SAN FRANCISCO — McKesson late Thursday afternoon announced that it has reached an agreement with Franz Haniel & Cie. GmbH to acquire its entire holding of Celesio shares for 23.50 euros per share (US $32.24 per share). In a separate and subsequent agreement, McKesson also announced the acquisition of Celesio convertible bonds from Elliott. These agreements are not subject to any closing conditions and the transactions are expected to close within 10 business days.
After the close of the agreements with Haniel and Elliott, McKesson will exceed 75% ownership of Celesio shares on a fully diluted basis.
“We are excited to move forward with our acquisition of Celesio,” stated John Hammergren, chairman and CEO, McKesson Corporation. “We look forward to bringing together the strengths of the McKesson and Celesio organizations so we can provide our customers with more efficient delivery of healthcare products and services around the world. Our customers will benefit from the increased scale, supply chain expertise and sourcing capabilities of the combined company, together with enhanced access to innovative technology and business services.”
McKesson and its wholly-owned indirect subsidiary Dragonfly have informed Celesio of their intention to enter into a domination and profit-and-loss transfer agreement, with Dragonfly as the dominating party and Celesio as the dominated party, pursuant to Sections 291 et seq. of the German Stock Corporation Act (Aktiengesetz – AktG). McKesson and Dragonfly expect to implement such a domination and profit and loss transfer agreement following the close of the transactions without any further regulatory approval.

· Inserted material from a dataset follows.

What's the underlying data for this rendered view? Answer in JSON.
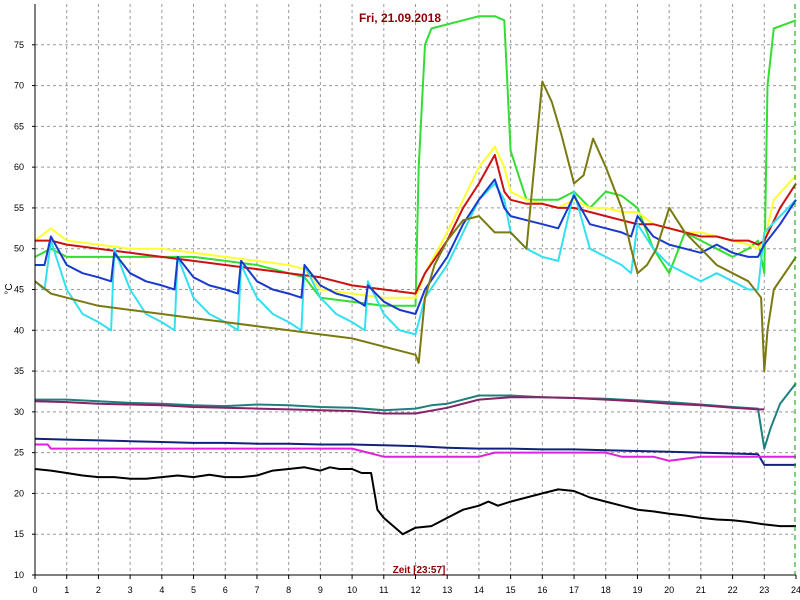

McKesson expects to fund a portion of the transaction with cash and has a bridge financing facility in place to fund the balance of the transaction, with permanent financing to be put in place following the close of the transactions. McKesson will consolidate the financial results of Celesio during its fiscal fourth quarter ending March 31, and McKesson’s earnings will reflect its proportionate share of Celesio’s earnings. McKesson expects the transaction to be $1.00 to $1.20 accretive to adjusted earnings per share on a fully diluted basis in the first twelve months following the close of the transactions, assuming 100% ownership in the outstanding common shares of Celesio. By the fourth year following the implementation of the domination and profit and loss transfer agreement, McKesson expects to realize annual synergies between $275 million and $325 million.
McKesson intends to launch a voluntary tender offer to the remaining minority holders of Celesio common shares. The offer is expected to commence shortly after the close of the transactions.